Они курили, беседовали, иногда молчали, и все это время мистер Бантинг с нежностью смотрел на сына. Только один Крис из всех детей унаследовал круглые щеки и серые глаза Бантингов. Эрнест и Джули были худощавы и темноволосы, очень впечатлительны, наделены живым воображением и склонны к различным фантазиям и причудам, о которых Крис никогда не помышлял. Он был так же далек от всяких психологизмов и прочих измов, как и его отец, но относился к ним более терпимо; у него были другие идеи, нежели у его отца, потому что он был моложе, но восприятие жизни у них было одинаковое. Остальные всегда с досадой слушали мистера Бантинга, а Крис принимал его слова без предубеждения и дружески поправлял его, как равный равного. Они всегда хорошо ладили, и в детские годы Криса отец был самым близким его другом: они вместе ходили на футбольные матчи, и отец являлся для мальчика непререкаемым авторитетом во всех вопросах. То были счастливейшие дни отцовства; и если эти дни миновали, когда Крис подрос, разве не могут они вернуться? Эта ночная беседа в его спальне и запретное курение, придававшее ей легкий оттенок приключения, укрепляли близость между ними. Когда-нибудь война кончится, и у него будет родственная душа, дружественный спутник его старости.

Но за этими мыслями таилась все время еще одна: он хотел выразить ее Крису и не решался, боясь, как бы не вышло глупо, и поэтому держал ее про себя до последней минуты, пока не поднялся, чтобы уйти. В конце концов молодежь всегда одинакова, все забывает. Дружеский совет помешать не может.

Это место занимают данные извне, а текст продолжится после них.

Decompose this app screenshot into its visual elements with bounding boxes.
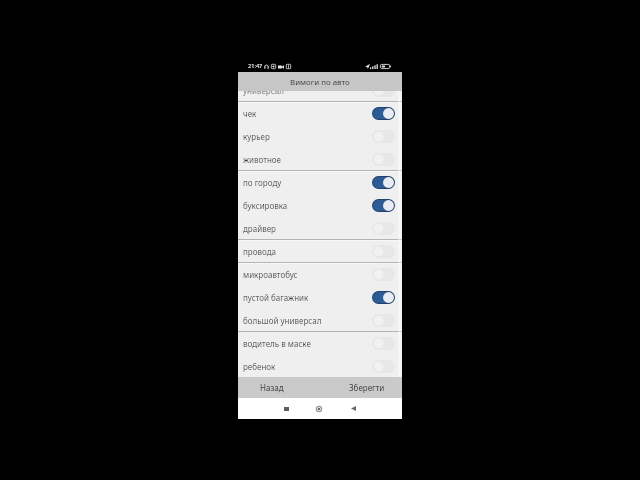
staticText: ребенок [243,361,276,372]
button[interactable]: провода [238,240,402,263]
button[interactable]: драйвер [238,217,402,240]
staticText: микроавтобус [243,269,298,280]
staticText: Зберегти [349,382,385,393]
staticText: драйвер [243,223,276,234]
button[interactable]: Recent apps [276,398,296,419]
button[interactable]: по городу [238,171,402,194]
button[interactable]: Зберегти [333,377,401,398]
button[interactable]: Home [309,398,329,419]
staticText: курьер [243,131,270,142]
staticText: Вимоги по авто [290,77,350,88]
staticText: буксировка [243,200,288,211]
button[interactable]: Back [343,398,363,419]
staticText: чек [243,108,257,119]
button[interactable]: универсал [238,91,402,102]
staticText: пустой багажник [243,292,309,303]
button[interactable]: курьер [238,125,402,148]
button[interactable]: ребенок [238,355,402,377]
staticText: животное [243,154,282,165]
staticText: 21:47 [248,62,263,70]
button[interactable]: пустой багажник [238,286,402,309]
staticText: по городу [243,177,282,188]
button[interactable]: водитель в маске [238,332,402,355]
staticText: водитель в маске [243,338,311,349]
staticText: провода [243,246,276,257]
button[interactable]: микроавтобус [238,263,402,286]
button[interactable]: большой универсал [238,309,402,332]
button[interactable]: буксировка [238,194,402,217]
staticText: универсал [243,91,284,96]
button[interactable]: Назад [238,377,306,398]
staticText: Назад [260,382,284,393]
staticText: большой универсал [243,315,322,326]
button[interactable]: животное [238,148,402,171]
button[interactable]: чек [238,102,402,125]
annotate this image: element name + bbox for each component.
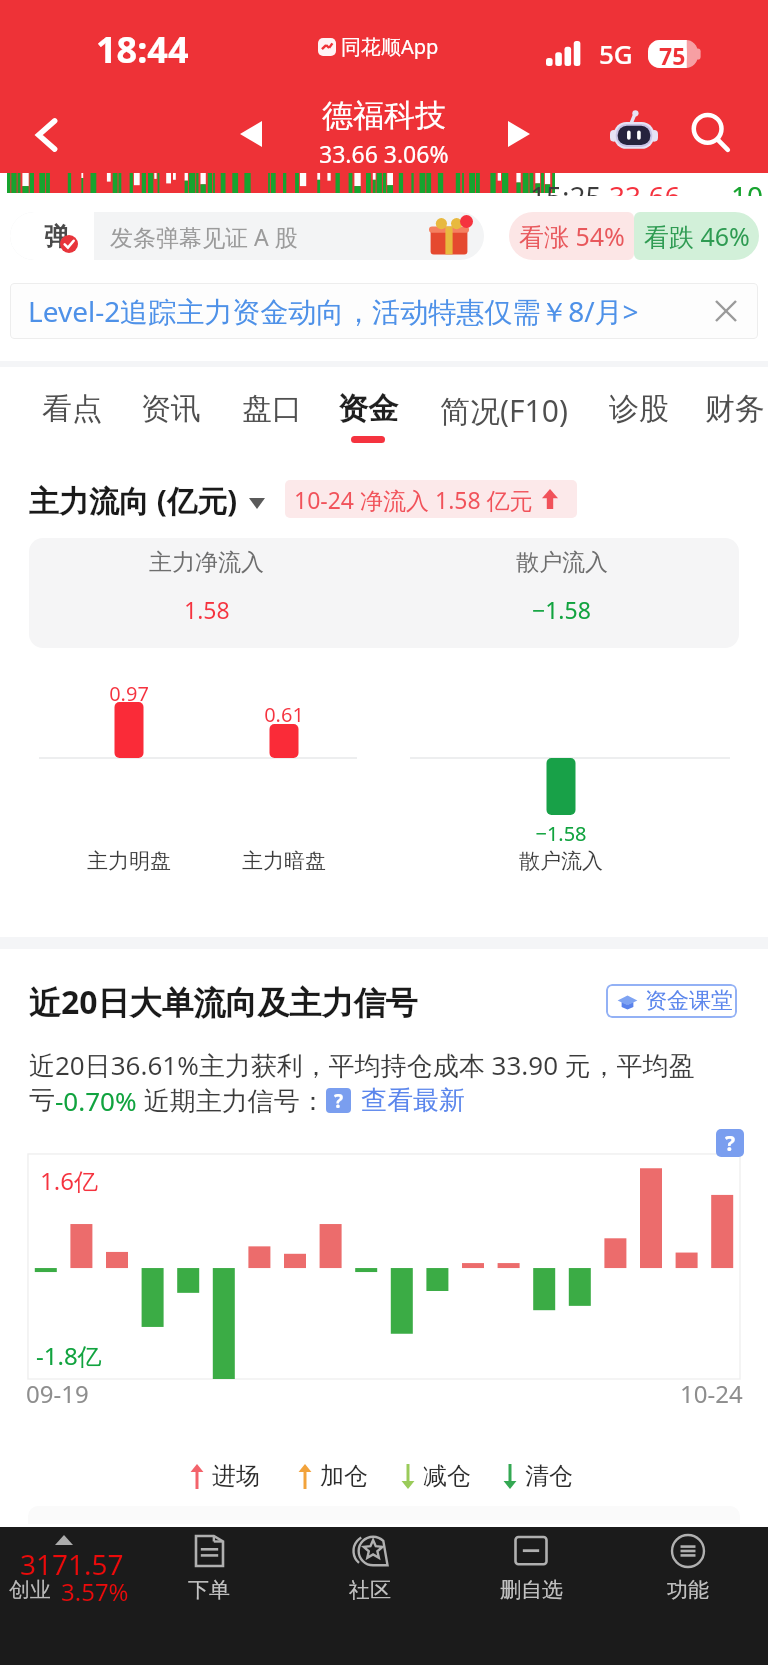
staticText: 3171.57 (20, 1545, 124, 1583)
button[interactable]: 10-24 净流入 1.58 亿元 (285, 480, 577, 518)
button[interactable]: 3171.57 (0, 1527, 168, 1665)
staticText: 同花顺App (341, 33, 439, 60)
staticText: 3.57% (61, 1575, 129, 1608)
staticText: 1.6亿 (40, 1164, 98, 1197)
button[interactable]: 减仓 (401, 1461, 471, 1491)
staticText: 看点 (42, 390, 102, 428)
staticText: 15:25 (530, 177, 602, 200)
staticText: 盘口 (242, 390, 302, 428)
staticText: 功能 (667, 1577, 709, 1603)
button[interactable]: 下单 (153, 1527, 265, 1665)
button[interactable]: 资讯 (123, 367, 219, 457)
staticText: 主力净流入 (149, 548, 264, 577)
staticText: 散户流入 (516, 548, 608, 577)
staticText: 1.58 (184, 594, 230, 625)
staticText: 德福科技 (322, 96, 446, 135)
staticText: 近20日大单流向及主力信号 (29, 980, 418, 1024)
staticText: Level-2追踪主力资金动向，活动特惠仅需￥8/月> (28, 292, 639, 330)
button[interactable]: 进场 (190, 1461, 260, 1491)
staticText: 10-24 (680, 1377, 743, 1410)
staticText: ? (334, 1088, 344, 1113)
button[interactable]: 查看最新 (361, 1084, 465, 1117)
button[interactable]: 财务 (687, 367, 768, 457)
staticText: 18:44 (96, 25, 189, 74)
button[interactable]: Next stock (490, 105, 548, 163)
button[interactable]: 资金 (320, 367, 416, 457)
staticText: 创业 (9, 1577, 51, 1603)
staticText: −1.58 (532, 594, 591, 625)
staticText: 减仓 (423, 1461, 471, 1491)
button[interactable]: 加仓 (298, 1461, 368, 1491)
staticText: 看涨 54% (519, 219, 625, 253)
button[interactable]: 清仓 (503, 1461, 573, 1491)
button[interactable]: 功能 (632, 1527, 744, 1665)
staticText: 近20日36.61%主力获利，平均持仓成本 33.90 元，平均盈 (29, 1047, 695, 1083)
staticText: −1.58 (461, 820, 661, 847)
staticText: 主力暗盘 (184, 848, 384, 874)
staticText: 资金课堂 (645, 987, 733, 1015)
staticText: 主力明盘 (29, 848, 229, 874)
staticText: -1.8亿 (36, 1339, 102, 1372)
button[interactable]: 社区 (314, 1527, 426, 1665)
button[interactable]: Back (12, 100, 82, 170)
staticText: 社区 (349, 1577, 391, 1603)
button[interactable]: Level-2追踪主力资金动向，活动特惠仅需￥8/月> (10, 283, 758, 339)
button[interactable]: 看点 (24, 367, 120, 457)
button[interactable]: Help (716, 1129, 744, 1157)
button[interactable]: Previous stock (222, 105, 280, 163)
staticText: 简况(F10) (440, 390, 568, 431)
staticText: 弹 (44, 221, 69, 252)
staticText: 09-19 (26, 1377, 89, 1410)
staticText: 加仓 (320, 1461, 368, 1491)
button[interactable]: 删自选 (475, 1527, 587, 1665)
button[interactable]: 简况(F10) (434, 367, 574, 457)
staticText: 删自选 (500, 1577, 563, 1603)
staticText: 散户流入 (461, 848, 661, 874)
staticText: 资金 (338, 390, 398, 428)
staticText: 33.66 3.06% (319, 138, 449, 169)
staticText: -0.70% (55, 1083, 137, 1118)
staticText: 近期主力信号： (137, 1082, 326, 1118)
staticText: 看跌 46% (644, 219, 750, 253)
staticText: 75 (659, 40, 686, 68)
button[interactable]: 资金课堂 (606, 984, 737, 1018)
staticText: ? (725, 1129, 736, 1157)
button[interactable]: 看跌 46% (634, 212, 759, 260)
button[interactable]: Search (679, 101, 743, 165)
staticText: 财务 (705, 390, 765, 428)
staticText: 主力流向 (亿元) (29, 480, 238, 521)
button[interactable]: 盘口 (224, 367, 320, 457)
button[interactable]: Help (326, 1088, 351, 1113)
button[interactable]: 诊股 (591, 367, 687, 457)
staticText: 0.97 (29, 680, 229, 707)
staticText: 0.61 (184, 701, 384, 728)
staticText: 下单 (188, 1577, 230, 1603)
staticText: 10-24 净流入 1.58 亿元 (294, 484, 533, 515)
staticText: 进场 (212, 1461, 260, 1491)
staticText: 清仓 (525, 1461, 573, 1491)
staticText: 33.66 (609, 177, 681, 200)
staticText: 10 (731, 177, 764, 200)
button[interactable]: Close banner (708, 293, 744, 329)
staticText: 亏 (29, 1084, 55, 1117)
staticText: 诊股 (609, 390, 669, 428)
button[interactable]: 弹 (10, 212, 484, 260)
staticText: 发条弹幕见证 A 股 (110, 221, 298, 252)
staticText: 5G (599, 36, 633, 71)
button[interactable]: AI assistant (602, 101, 666, 165)
button[interactable]: 看涨 54% (509, 212, 634, 260)
staticText: 资讯 (141, 390, 201, 428)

— Я заметил одну особенность в катастрофах с самолетами, — сказал он самым небрежным тоном. — Чаще всего, как мне кажется, они происходят оттого, что у летчика глохнет мотор. Ты будь с этим поосторожнее, Крис, когда летаешь. Не давай своему мотору заглохнуть. — Он посмотрел на Криса, и в его взгляде отразилась боязнь показаться смешным и другая, более глубокая тревога.

— Буду помнить об этом, папа. Я совсем не хочу сломать себе шею. Я ведь должен думать о Монике.

— Разумеется, — согласился мистер Бантинг. Тем не менее это причинило ему боль. — Спокойной ночи, Кристофер.

Мистер Бантинг тщательно выколотил трубку в фарфоровую вазочку. Скверная, неопрятная привычка. Мэри подняла бы отчаянный шум; он сам был поражен своей дерзостью. Но Крису, конечно, все простится.